The sub-agent gets csv_toolset — a bundle containing read_csv, append_csv, and todo — only when called through run_sub_agent().

The two call paths

User / Beat
    ├── Agent Mode ──→ run_sub_agent()
    │                       │
    │                       ├── injects csv_toolset ──→ sub_agent has CSV+todo tools
    │                       └── calls sub_agent.run_sync(prompt, toolsets=[...])
    └── Swarm Mode ──→ run_agent() ──→ spawn_sub_agents()
                                            └── calls sub_agent.run(prompt)
                                                (no toolsets= argument)
                                                → sub_agent does NOT get CSV+todo tools

Why the distinction

Mode Why CSV tools are (or aren't) injected
Agent mode One sub-agent, full task ownership. It needs to track its own plan and persist results to CSVs.
Swarm mode Multiple parallel sub-agents. CSV access from concurrent workers would cause race conditions and file corruption. The orchestrator owns the plan and synthesis.

How it's wired

In run_sub_agent():

csv_toolset = FunctionToolset(tools=[_read_csv, _append_csv, _todo])

return sub_agent.run_sync(
    prompt,
    toolsets=[csv_toolset],
    ...
)

FunctionToolset is the pydantic-ai mechanism for injecting plain Python functions as agent tools at call time. The tools are not registered on the agent itself — they're passed per-run, so they only appear when run_sub_agent() is the entry point.


CSV Whitelisting

CSV access is governed by one global variable in common_tools.py:

Variable Type Meaning
_beat_allowed_csvs list[str] \| None None = unrestricted (REPL). list = only those filenames allowed (beat).

In beat mode the _beat_allowed_csvs is set to a list containing all of the whitelisted csv files allowed for that beat. (configured in the beat allowed_csvs). And in REPL mode it is set to NONE which allows the access to all of the csv files.

Why whitelisting exists

In beat mode, a single misconfigured prompt could read or corrupt any CSV on disk. Whitelisting forces the user to explicitly declare which CSVs a beat may touch. The files must pre-exist with headers so the agent never creates rogue data files.

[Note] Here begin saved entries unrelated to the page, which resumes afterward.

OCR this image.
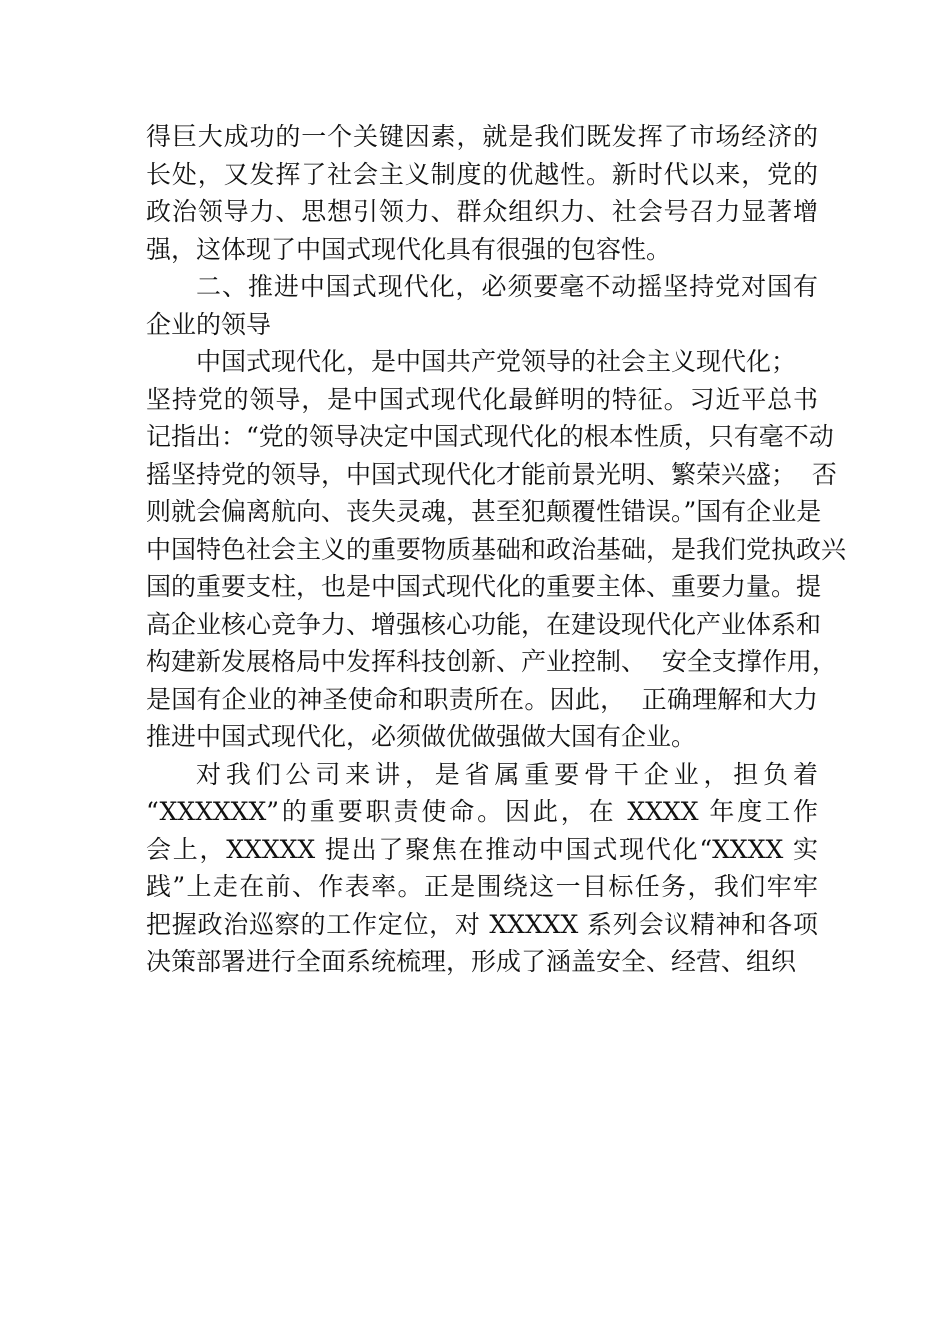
得巨大成功的一个关键因素，就是我们既发挥了市场经济的
长处，又发挥了社会主义制度的优越性。新时代以来，党的
政治领导力、思想引领力、群众组织力、社会号召力显著增
强，这体现了中国式现代化具有很强的包容性。
二、推进中国式现代化，必须要毫不动摇坚持党对国有
企业的领导
中国式现代化，是中国共产党领导的社会主义现代化；
坚持党的领导，是中国式现代化最鲜明的特征。习近平总书
记指出：“党的领导决定中国式现代化的根本性质，只有毫不动
摇坚持党的领导，中国式现代化才能前景光明、繁荣兴盛；  否
则就会偏离航向、丧失灵魂，甚至犯颠覆性错误。”国有企业是
中国特色社会主义的重要物质基础和政治基础，是我们党执政兴
国的重要支柱，也是中国式现代化的重要主体、重要力量。提
高企业核心竞争力、增强核心功能，在建设现代化产业体系和
构建新发展格局中发挥科技创新、产业控制、  安全支撑作用，
是国有企业的神圣使命和职责所在。因此，  正确理解和大力
推进中国式现代化，必须做优做强做大国有企业。
对我们公司来讲，是省属重要骨干企业，担负着
“XXXXXX”的重要职责使命。因此，在 XXXX 年度工作
会上，XXXXX 提出了聚焦在推动中国式现代化“XXXX 实
践”上走在前、作表率。正是围绕这一目标任务，我们牢牢
把握政治巡察的工作定位，对 XXXXX 系列会议精神和各项
决策部署进行全面系统梳理，形成了涵盖安全、经营、组织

Who Always Has These Tools

Agent read_csv append_csv todo How
Main agent (orchestrator) Always Always Always (own impl) Registered with @main_agent.tool_plain at import time — permanently attached.
Sub-agent (Agent mode) Yes Yes Yes Injected via csv_toolset in run_sub_agent().
Sub-agent (Swarm mode) No No No Not injected — sub-agents are stateless workers.